From the plot we can see that the distributions look very similar to each others. But there is still a slight trend that as time went by, the lengths of the songs increased.
Here I use pirateplot in yarrr package to visualize lexical diversity as an aspect to measure the development trend of “love” songs.
Every colored circle in this pirate plot represents a song. The line for each decade represents the mean distinct word count. Overall the lexical diversty did not change a lot during the years, but we can see that the number of large extreme values increased, indicating that songwriters tend to write more different words in “love” songs.
I use Term frequency and Term frequency–Inverse document frequency to respectively measure the key words for “love” songs in each decade.
\[ \begin{aligned} TF(t)= \frac{\# word \ t \ appears \ in \ a \ song}{TTL \ \# words \ in \ the\ song} \end{aligned} \]
\[ \begin{aligned} IDF(t)= \ln \frac{TTL\ \# word \ of \ songs }{\# songs \ with \ word\ t \ in \ it} \end{aligned} \]

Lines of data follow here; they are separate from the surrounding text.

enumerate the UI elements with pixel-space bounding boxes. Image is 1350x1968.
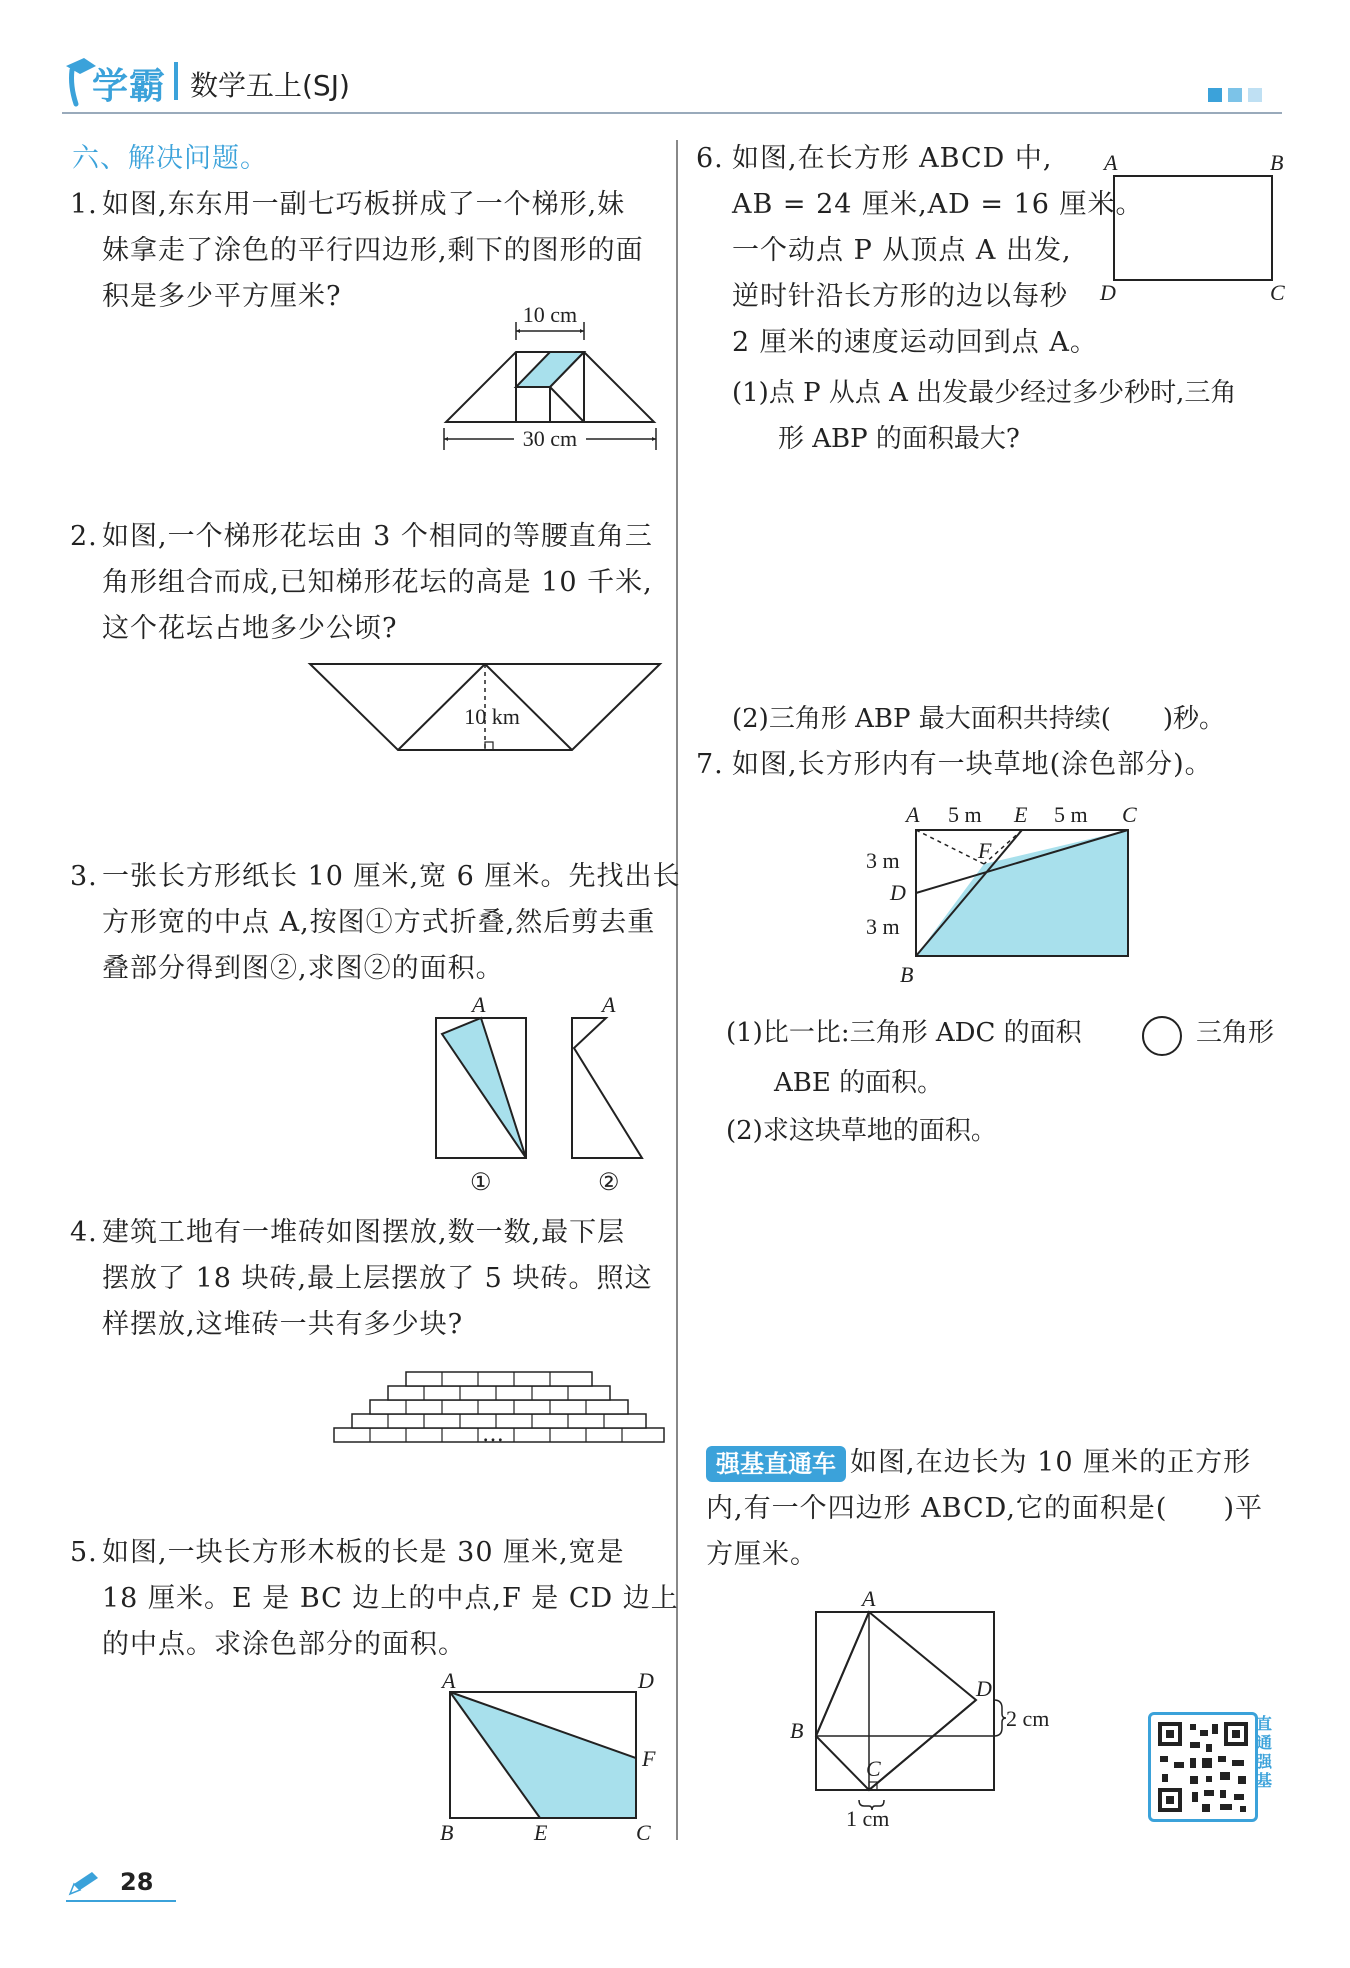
q6-sub2: (2)三角形 ABP 最大面积共持续( )秒。 [732, 704, 1226, 734]
q7-text: 如图,长方形内有一块草地(涂色部分)。 [732, 749, 1213, 780]
bonus-label-d: D [976, 1676, 992, 1701]
q7-label-d: D [890, 880, 906, 905]
q4-text-line1: 建筑工地有一堆砖如图摆放,数一数,最下层 [102, 1217, 626, 1248]
q6-point-a: A [1104, 150, 1118, 175]
q6-rectangle-figure [1094, 140, 1294, 320]
q6-sub1-line2: 形 ABP 的面积最大? [778, 424, 1020, 454]
q6-text-line3: 一个动点 P 从顶点 A 出发, [732, 235, 1072, 266]
qr-code[interactable] [1148, 1712, 1258, 1822]
footer [66, 1866, 186, 1902]
q2-height-label: 10 km [464, 704, 520, 729]
q3-fig2-point: A [602, 992, 616, 1017]
q7-label-a: A [906, 802, 920, 827]
q5-point-b: B [440, 1820, 454, 1842]
q7-label-c: C [1122, 802, 1137, 827]
q4-text-line2: 摆放了 18 块砖,最上层摆放了 5 块砖。照这 [102, 1263, 653, 1294]
header-squares [1208, 88, 1268, 102]
bonus-line3: 方厘米。 [706, 1539, 818, 1570]
q1-shaded-parallelogram [516, 352, 584, 387]
q1-top-label: 10 cm [522, 302, 578, 327]
q2-text-line3: 这个花坛占地多少公顷? [102, 613, 398, 644]
q1-bottom-label: 30 cm [522, 426, 578, 451]
q6-sub1-line1: (1)点 P 从点 A 出发最少经过多少秒时,三角 [732, 378, 1237, 408]
q3-fold-figures [420, 990, 670, 1200]
q7-label-left1: 3 m [866, 848, 900, 873]
q7-sub1-a: (1)比一比:三角形 ADC 的面积 [726, 1018, 1082, 1048]
bonus-tag [706, 1446, 846, 1482]
q6-point-d: D [1100, 280, 1116, 305]
bonus-line1: 如图,在边长为 10 厘米的正方形 [850, 1447, 1252, 1478]
q1-number: 1. [70, 189, 98, 220]
q2-number: 2. [70, 521, 98, 552]
header-rule [62, 112, 1282, 114]
q6-point-b: B [1270, 150, 1284, 175]
bonus-line2: 内,有一个四边形 ABCD,它的面积是( )平 [706, 1493, 1263, 1524]
q7-label-b: B [900, 962, 914, 987]
q6-text-line2: AB = 24 厘米,AD = 16 厘米。 [732, 189, 1144, 220]
q7-sub1-c: ABE 的面积。 [774, 1068, 944, 1098]
q6-text-line4: 逆时针沿长方形的边以每秒 [732, 281, 1068, 312]
q1-text-line1: 如图,东东用一副七巧板拼成了一个梯形,妹 [102, 189, 626, 220]
bonus-label-2cm: 2 cm [1006, 1706, 1050, 1731]
q3-text-line3: 叠部分得到图②,求图②的面积。 [102, 953, 504, 984]
bonus-tag-label: 强基直通车 [716, 1450, 836, 1478]
q7-label-top1: 5 m [948, 802, 982, 827]
q2-trapezoid-figure [304, 656, 674, 756]
q5-point-d: D [638, 1672, 654, 1693]
q7-label-f: F [978, 838, 992, 863]
bonus-label-b: B [790, 1718, 804, 1743]
header [62, 50, 1282, 118]
q7-sub1-b: 三角形 [1196, 1018, 1275, 1048]
q1-tangram-figure [430, 294, 670, 464]
q7-label-left2: 3 m [866, 914, 900, 939]
q2-text-line2: 角形组合而成,已知梯形花坛的高是 10 千米, [102, 567, 653, 598]
q1-text-line3: 积是多少平方厘米? [102, 281, 342, 312]
q6-number: 6. [696, 143, 724, 174]
q6-text-line1: 如图,在长方形 ABCD 中, [732, 143, 1053, 174]
q5-point-c: C [636, 1820, 651, 1842]
header-divider-bar [174, 62, 178, 100]
q5-number: 5. [70, 1537, 98, 1568]
q3-fig2-caption: ② [598, 1170, 620, 1196]
q1-text-line2: 妹拿走了涂色的平行四边形,剩下的图形的面 [102, 235, 644, 266]
q7-number: 7. [696, 749, 724, 780]
q5-text-line1: 如图,一块长方形木板的长是 30 厘米,宽是 [102, 1537, 625, 1568]
q5-text-line2: 18 厘米。E 是 BC 边上的中点,F 是 CD 边上 [102, 1583, 679, 1614]
q7-sub2: (2)求这块草地的面积。 [726, 1116, 997, 1146]
q7-compare-circle[interactable] [1142, 1016, 1182, 1056]
q6-text-line5: 2 厘米的速度运动回到点 A。 [732, 327, 1098, 358]
q4-text-line3: 样摆放,这堆砖一共有多少块? [102, 1309, 464, 1340]
q3-shaded-triangle [442, 1018, 526, 1158]
q3-fig1-caption: ① [470, 1170, 492, 1196]
page-number: 28 [120, 1868, 154, 1896]
q4-ellipsis: … [482, 1422, 504, 1447]
q5-shaded-region [450, 1692, 636, 1818]
q3-number: 3. [70, 861, 98, 892]
q5-text-line3: 的中点。求涂色部分的面积。 [102, 1629, 466, 1660]
q7-shaded-grass [916, 830, 1128, 956]
bonus-square-figure [780, 1586, 1080, 1832]
section-title: 六、解决问题。 [72, 143, 268, 174]
q3-fig1-point: A [472, 992, 486, 1017]
q7-label-e: E [1014, 802, 1028, 827]
q3-text-line1: 一张长方形纸长 10 厘米,宽 6 厘米。先找出长 [102, 861, 681, 892]
bonus-label-a: A [862, 1586, 876, 1611]
footer-rule [66, 1900, 176, 1902]
book-title: 数学五上(SJ) [190, 69, 350, 102]
pencil-icon [66, 1870, 100, 1898]
q3-text-line2: 方形宽的中点 A,按图①方式折叠,然后剪去重 [102, 907, 656, 938]
qr-code-icon [1154, 1718, 1252, 1816]
q4-number: 4. [70, 1217, 98, 1248]
q7-grass-figure [860, 796, 1150, 992]
bonus-label-1cm: 1 cm [846, 1806, 890, 1831]
brand-logo: 学霸 [92, 66, 167, 107]
q5-point-f: F [642, 1746, 656, 1771]
q5-point-e: E [534, 1820, 548, 1842]
q6-point-c: C [1270, 280, 1285, 305]
q7-label-top2: 5 m [1054, 802, 1088, 827]
qr-label: 直通强基 [1256, 1714, 1273, 1790]
q5-board-figure [430, 1672, 670, 1842]
q2-text-line1: 如图,一个梯形花坛由 3 个相同的等腰直角三 [102, 521, 653, 552]
bonus-label-c: C [866, 1756, 881, 1781]
q5-point-a: A [442, 1672, 456, 1693]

\[ \begin{aligned} TF-IDF(t)= TF(t) \cdot IDF(t) \end{aligned} \]
\(1970S\)
The top wordcloud is the words of “love” songs with top 20 TF values in 1970S. The bottom is those with top 20 TF_IDF values. As expected, love, baby, women are very common words in 1970S love songs. But when we look at TF-IDF, things totally changed. There are representative love song singers Deanie and Eydie, and also some locations might be famous for romantice love story: Surabaya.
\(1980S\)
Similarly, for TF, love, baby, heart are very common words in 1980S love songs. For TF-IDF, some words with no real meanings like whoahohoho, whoaoo and hooee.
\(1990S\)
For 1990S, the important words (TF-IDF) are very similar to those in 1980S, sugguesting that the “love” songs content did not change a lot during that 20 years.
\(2000S\)
\(2010S\)
We can find the TF-IDF word clouds for 2000S and 2010S are very simialr and very diffrent from previous clouds. “love” songs tend to be colloquial. It is probably because as the development of society, people are more brave and unconstrained to speak out what they are thinking deep in heart.
I used two sentiment datasets in tidytext package.
We can see that in the past 50 years, majority of love songs have positive attitude and joy emotion. Still many songs have sadness and negative emotions. Overall, when singers sing about love, the theme of the song is usually happy and full of joy.
An interesting thought. There is a slight downward trend of positive percent of love song words as time goes by. In 1970S and 1980S, over 60% of love songs sing about positive emotions. People at that time might have a more positive attitude towards love. Nowadays, more and more singers tend to sing about negative love stories.
For different music genre, metal nad hip-hop love songs have significant less positive percent of lyric words. This might because of their development history. Jazz has the largest positive percent of lyric words.
The radar plot strenthend the conclusion that love songs in 1970S and 1980S talk more about positive attitude, since they have lowest proportion of sadness, anger and fear, and highest proportion of joy. 2000S and 2010S love songs have highest proportion of fear and anger, very opposite from the old time love songs.
For R&B and Jazz “love” songs, they have the highest proportions of joy. jazz also has the lowest proportion of anger. Hip-Hop and Metal “love” songs have highest value of proportions of anger and fear. We see that joy and anger is a set of opposite emotions.
Important words in lyrics of “love” songs vary a lot among 1970-1989 and 2000-2019. Song writers in old times prefer writing romantic love story, while nowadays song writers prefer talking about their true feelings.
If someone wants to fit in the new ara of love songs, maybe she/he can write a sad love story song.
Different genres of song writers have difference preferences for telling what kind of love story. For Jazz love songs, happy is most common For Hip-Hop, anger is more common.